You see, homeless kids don't necessarily live on convenient bus routes, so the districts have to pay extra to transport them, and they are whining to the State that it's too much money.
How much is too much? According to the WNJ article today, Cape Henlopen School District provides transportation for 86 homeless students. The cost of transporting each of those students is--apparently--about $27.74 per student per day, for a grand total of $429,500.
(Look, for $27.74 per student per day, I'd like to contract to drive about ten of them to school every day myself.)
But Cape, which is one of the districts claiming it is having financial difficulty with this cost, only actually pays $4.18 per student per day, because the State picks up the rest in transportation funds.
So, as Jethro used to tell Uncle Jed, "That's 'nought, 'nought, and carry the 'nought . . ."
$64,500 in actual costs to the district per year, and that cost of transporting homeless children from their cars and shelter is apparently too expensive?
Cape Henlopen Director of Business Operations Oliver Gumbs suggested the statewide contract as a potential measure for Delaware’s school districts.

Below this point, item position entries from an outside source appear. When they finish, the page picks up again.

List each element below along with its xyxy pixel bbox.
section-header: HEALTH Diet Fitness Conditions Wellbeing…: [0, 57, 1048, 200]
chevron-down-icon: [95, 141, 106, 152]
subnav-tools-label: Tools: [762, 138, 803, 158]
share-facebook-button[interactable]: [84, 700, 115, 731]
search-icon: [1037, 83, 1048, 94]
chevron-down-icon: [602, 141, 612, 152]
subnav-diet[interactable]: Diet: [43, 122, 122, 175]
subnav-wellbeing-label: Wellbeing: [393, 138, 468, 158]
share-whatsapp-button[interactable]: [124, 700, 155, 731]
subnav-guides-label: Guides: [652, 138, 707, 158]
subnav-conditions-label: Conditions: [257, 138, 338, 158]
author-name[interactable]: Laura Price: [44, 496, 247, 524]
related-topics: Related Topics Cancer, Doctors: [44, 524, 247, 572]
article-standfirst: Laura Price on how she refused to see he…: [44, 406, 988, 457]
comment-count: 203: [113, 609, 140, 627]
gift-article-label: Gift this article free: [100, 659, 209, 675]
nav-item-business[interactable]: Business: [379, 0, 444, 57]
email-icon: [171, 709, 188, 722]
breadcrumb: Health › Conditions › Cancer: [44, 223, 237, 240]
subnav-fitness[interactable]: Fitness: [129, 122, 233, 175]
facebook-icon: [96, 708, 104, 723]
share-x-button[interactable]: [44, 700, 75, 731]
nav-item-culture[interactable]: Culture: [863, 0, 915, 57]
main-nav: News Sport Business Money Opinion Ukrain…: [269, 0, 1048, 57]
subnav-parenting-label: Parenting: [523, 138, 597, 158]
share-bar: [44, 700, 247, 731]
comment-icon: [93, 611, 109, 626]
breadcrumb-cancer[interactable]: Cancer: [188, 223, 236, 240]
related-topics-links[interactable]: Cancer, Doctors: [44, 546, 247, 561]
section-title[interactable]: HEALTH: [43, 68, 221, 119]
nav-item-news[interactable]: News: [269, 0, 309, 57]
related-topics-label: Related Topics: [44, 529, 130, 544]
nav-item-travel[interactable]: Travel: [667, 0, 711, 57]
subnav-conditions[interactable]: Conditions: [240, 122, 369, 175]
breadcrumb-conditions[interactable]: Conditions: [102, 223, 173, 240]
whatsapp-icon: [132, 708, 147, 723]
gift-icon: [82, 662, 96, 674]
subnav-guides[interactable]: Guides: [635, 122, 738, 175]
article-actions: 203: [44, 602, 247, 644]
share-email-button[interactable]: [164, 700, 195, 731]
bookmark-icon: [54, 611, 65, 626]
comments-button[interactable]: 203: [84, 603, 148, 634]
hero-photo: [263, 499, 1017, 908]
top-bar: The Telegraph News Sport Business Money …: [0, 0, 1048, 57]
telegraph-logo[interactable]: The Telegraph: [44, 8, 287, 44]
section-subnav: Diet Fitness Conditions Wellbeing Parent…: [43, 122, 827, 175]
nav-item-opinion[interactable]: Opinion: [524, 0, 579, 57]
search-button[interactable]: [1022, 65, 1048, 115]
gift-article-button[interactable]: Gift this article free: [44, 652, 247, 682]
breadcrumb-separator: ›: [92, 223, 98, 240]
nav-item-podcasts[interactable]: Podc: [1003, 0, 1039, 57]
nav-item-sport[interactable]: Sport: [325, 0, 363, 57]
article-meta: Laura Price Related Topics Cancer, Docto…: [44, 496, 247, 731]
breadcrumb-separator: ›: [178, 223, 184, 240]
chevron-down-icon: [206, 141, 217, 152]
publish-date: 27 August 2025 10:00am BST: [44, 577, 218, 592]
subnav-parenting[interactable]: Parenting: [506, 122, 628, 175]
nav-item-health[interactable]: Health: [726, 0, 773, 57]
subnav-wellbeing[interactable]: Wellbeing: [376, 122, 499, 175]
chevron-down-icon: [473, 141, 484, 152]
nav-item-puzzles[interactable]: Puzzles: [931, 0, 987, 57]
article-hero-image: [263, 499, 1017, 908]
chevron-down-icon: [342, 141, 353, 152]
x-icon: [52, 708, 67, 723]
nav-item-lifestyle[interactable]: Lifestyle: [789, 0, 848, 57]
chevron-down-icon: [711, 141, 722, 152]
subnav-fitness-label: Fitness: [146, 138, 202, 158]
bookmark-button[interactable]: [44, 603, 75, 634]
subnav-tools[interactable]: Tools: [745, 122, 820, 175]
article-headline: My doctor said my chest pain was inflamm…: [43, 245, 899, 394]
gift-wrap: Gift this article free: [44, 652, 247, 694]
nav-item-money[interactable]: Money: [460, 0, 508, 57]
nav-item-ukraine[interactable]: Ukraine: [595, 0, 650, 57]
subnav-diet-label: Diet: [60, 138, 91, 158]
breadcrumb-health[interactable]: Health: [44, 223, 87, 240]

“This is a very expensive program,” Gumbs said. “The majority is being spent at the state level, but the districts are still spending a lot.”And the only reason that the districts are paying anything is that the Delaware General Assembly decided that they needed the money from that transportation fund to pay out some more corporate welfare:
In 2011, Delaware’s school districts were forced to pay for 10 percent of the costs after the state legislature tightened its belt following the economic downturn.
Yep, we live in a
Or, think of it this way: how much of the State's $119 million Race to the Top grant was actually spent on getting homeless kids to school, as opposed to paying for new assessment systems for the teachers willing to stand in the gap and help these kids succeed?
I'd tell you that the answer was none of it, except that DE DOE has already admitted that it doesn't know precisely what it has spent, so it is possible that some rogue administrator somewhere diverted a few bucks to keep kids living in shelter coming to school.
Of course, when we find that administrator, the Attorney General's Office will be ready to prosecute.
*Sorry, Hube, I keep forgetting this isn't a Red State based on my new definition of a Democrat in Delaware: A Republican who favors marriage equality.